Go to Chipotle and Five Guys instead. Chipotle loads so much shit in the burritos they rip half the time and Five Guys gives you all the potatoes in Idaho if you order the fries.
And honestly, if Taco Bell is shorting you on the beef, they’re doing you a favor.
“if Taco Bell is shorting you on the “beef”, they’re doing you a favor.”
FTFY
In fact, this field has a name. It’s called Food Styling. A Food Stylist is a person who makes the food look hot in the commercial by hiding a smoke source in it so it looks like it’s steaming and so on.
This field is actually really regulated. They are not allowed to fake anything. They can’t use larger portions for example, or different ingredients. However, as you say, they have a lot of tricks to make things look better.
They also freeze things because frozen things look better in photos. They don’t droop or sag or slump. So the steaming hot burger you see in an ad is frozen then has something behind it making smoke to look like steam.
This guy is going to lose his suit for all those reasons. What food stylists do is heavily regulated and all legal. They’re just really good at it now.
They all do. That’s all regulated, as I mention above. People think food photography must be lies, but it is really regulated for this exact reason. They have to use the real product made by the restaurant.

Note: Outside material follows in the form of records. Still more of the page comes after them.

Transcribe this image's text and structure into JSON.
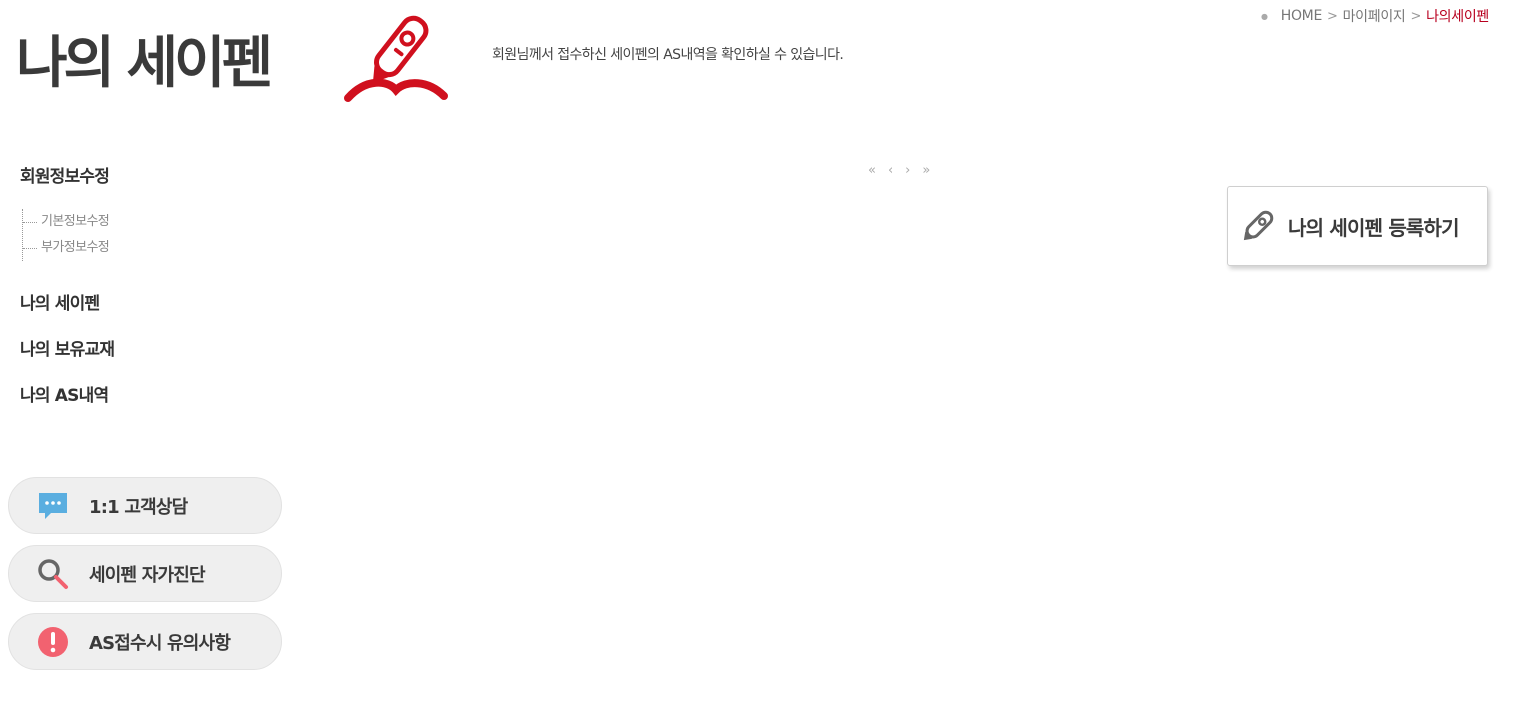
{
  "breadcrumb": {
    "home": "HOME",
    "mypage": "마이페이지",
    "current": "나의세이펜"
  },
  "header": {
    "title": "나의 세이펜",
    "description": "회원님께서 접수하신 세이펜의 AS내역을 확인하실 수 있습니다."
  },
  "nav": {
    "member_edit": "회원정보수정",
    "sub_items": [
      "기본정보수정",
      "부가정보수정"
    ],
    "my_saypen": "나의 세이펜",
    "my_books": "나의 보유교재",
    "my_as": "나의 AS내역"
  },
  "quick": {
    "consult": "1:1 고객상담",
    "diagnosis": "세이펜 자가진단",
    "as_notice": "AS접수시 유의사항"
  },
  "pagination": {
    "first": "«",
    "prev": "‹",
    "next": "›",
    "last": "»"
  },
  "register_button": "나의 세이펜 등록하기",
  "colors": {
    "accent": "#b8001f",
    "chat_icon": "#5aaee0",
    "alert_icon": "#f26270"
  }
}
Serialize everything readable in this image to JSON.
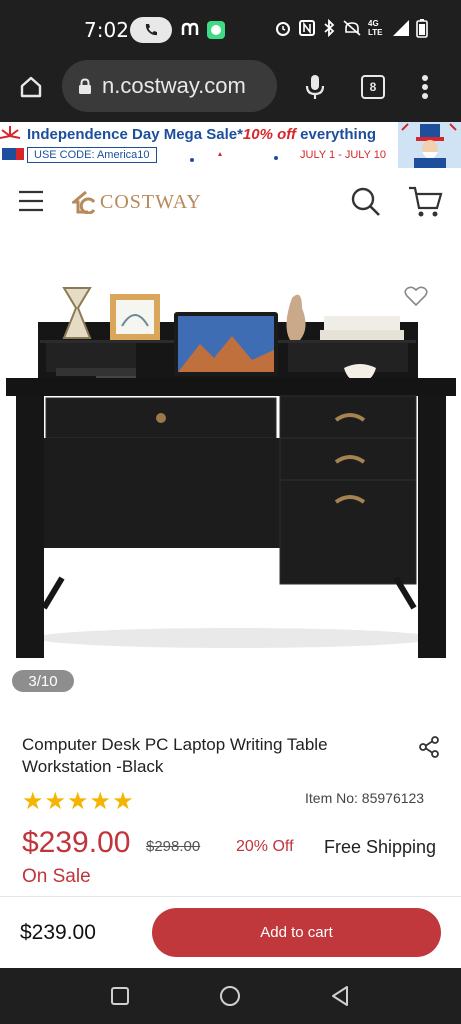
{
  "status_bar": {
    "time": "7:02",
    "network": "4G LTE"
  },
  "browser": {
    "url": "n.costway.com",
    "tab_count": "8"
  },
  "promo": {
    "title_prefix": "Independence Day Mega Sale*",
    "title_highlight": "10% off",
    "title_suffix": " everything",
    "code": "USE CODE:  America10",
    "dates": "JULY 1 - JULY 10"
  },
  "header": {
    "logo": "COSTWAY",
    "menu_icon": "hamburger-icon",
    "search_icon": "search-icon",
    "cart_icon": "cart-icon"
  },
  "gallery": {
    "counter": "3/10",
    "wishlist_icon": "heart-icon"
  },
  "product": {
    "title": "Computer Desk PC Laptop Writing Table Workstation -Black",
    "rating_stars": 5,
    "item_no": "Item No: 85976123",
    "price": "$239.00",
    "old_price": "$298.00",
    "discount": "20% Off",
    "shipping": "Free Shipping",
    "status": "On Sale"
  },
  "cart_bar": {
    "price": "$239.00",
    "button": "Add to cart"
  },
  "colors": {
    "accent": "#c0373c",
    "star": "#f4b400",
    "logo": "#b7895b"
  }
}
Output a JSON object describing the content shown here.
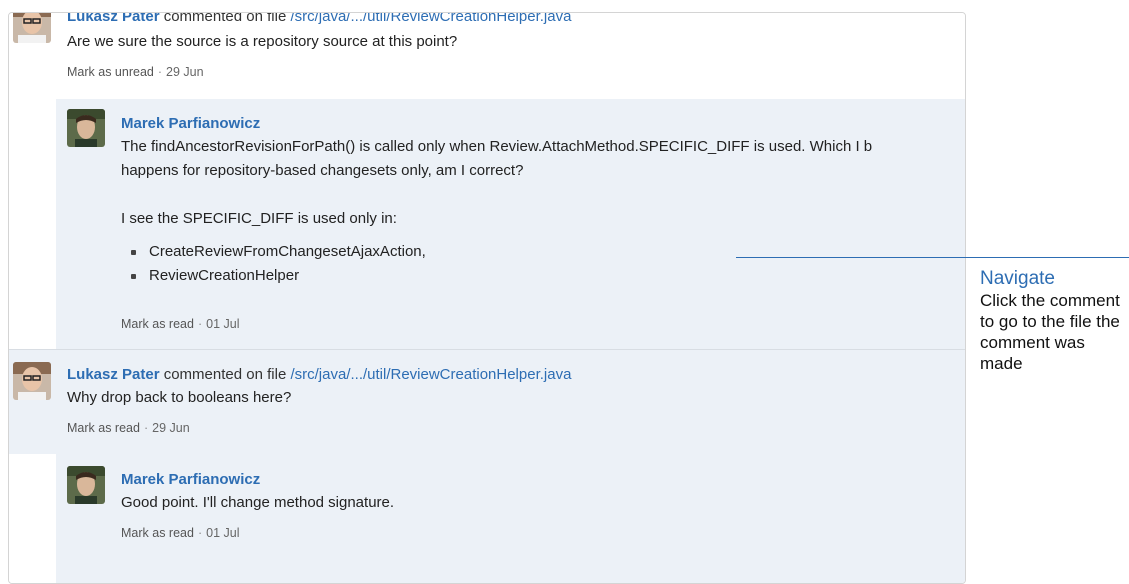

I think people assume it’s lies because they don’t understand how good Food Stylists are. There’s a level expertise that people reach in their fields where layfolk stop believing such things are possible and look for other explanations.
… most corporate chain fast food though
They have to use the food, but they can do just about anything they want with it. If the stylist wants to pick all the chocolate chips out of an entire tub of mint chocolate chip ice cream and put all of them into a single small bowl of the ice cream, they can legally do that, because you could. You wouldn’t, because it’s stupid, but you could. The stylists really do.
And the reason all this is the way it is is that in the late 1960s, a photographer put a bunch of clear marbles into a bowl of Campbell’s soup to push all the solids up to the surface, to make it look like something other than a bowl of chickeny saltwater. There was a huge uproar when this became public knowledge: it was obviously deceptive, even though the contents of the bowl were in fact what was in the can. Sort of. Nowadays, stylists have other tricks to make soup look brimful with solid ingredients: they use an extremely shallow bowl shot to look deeper, or they photograph a spoon full of soup, mostly solids, hovering over the bowl in such a way that it hides most of the contents. They have one job, and it’s to make commercial food look better than it actually is.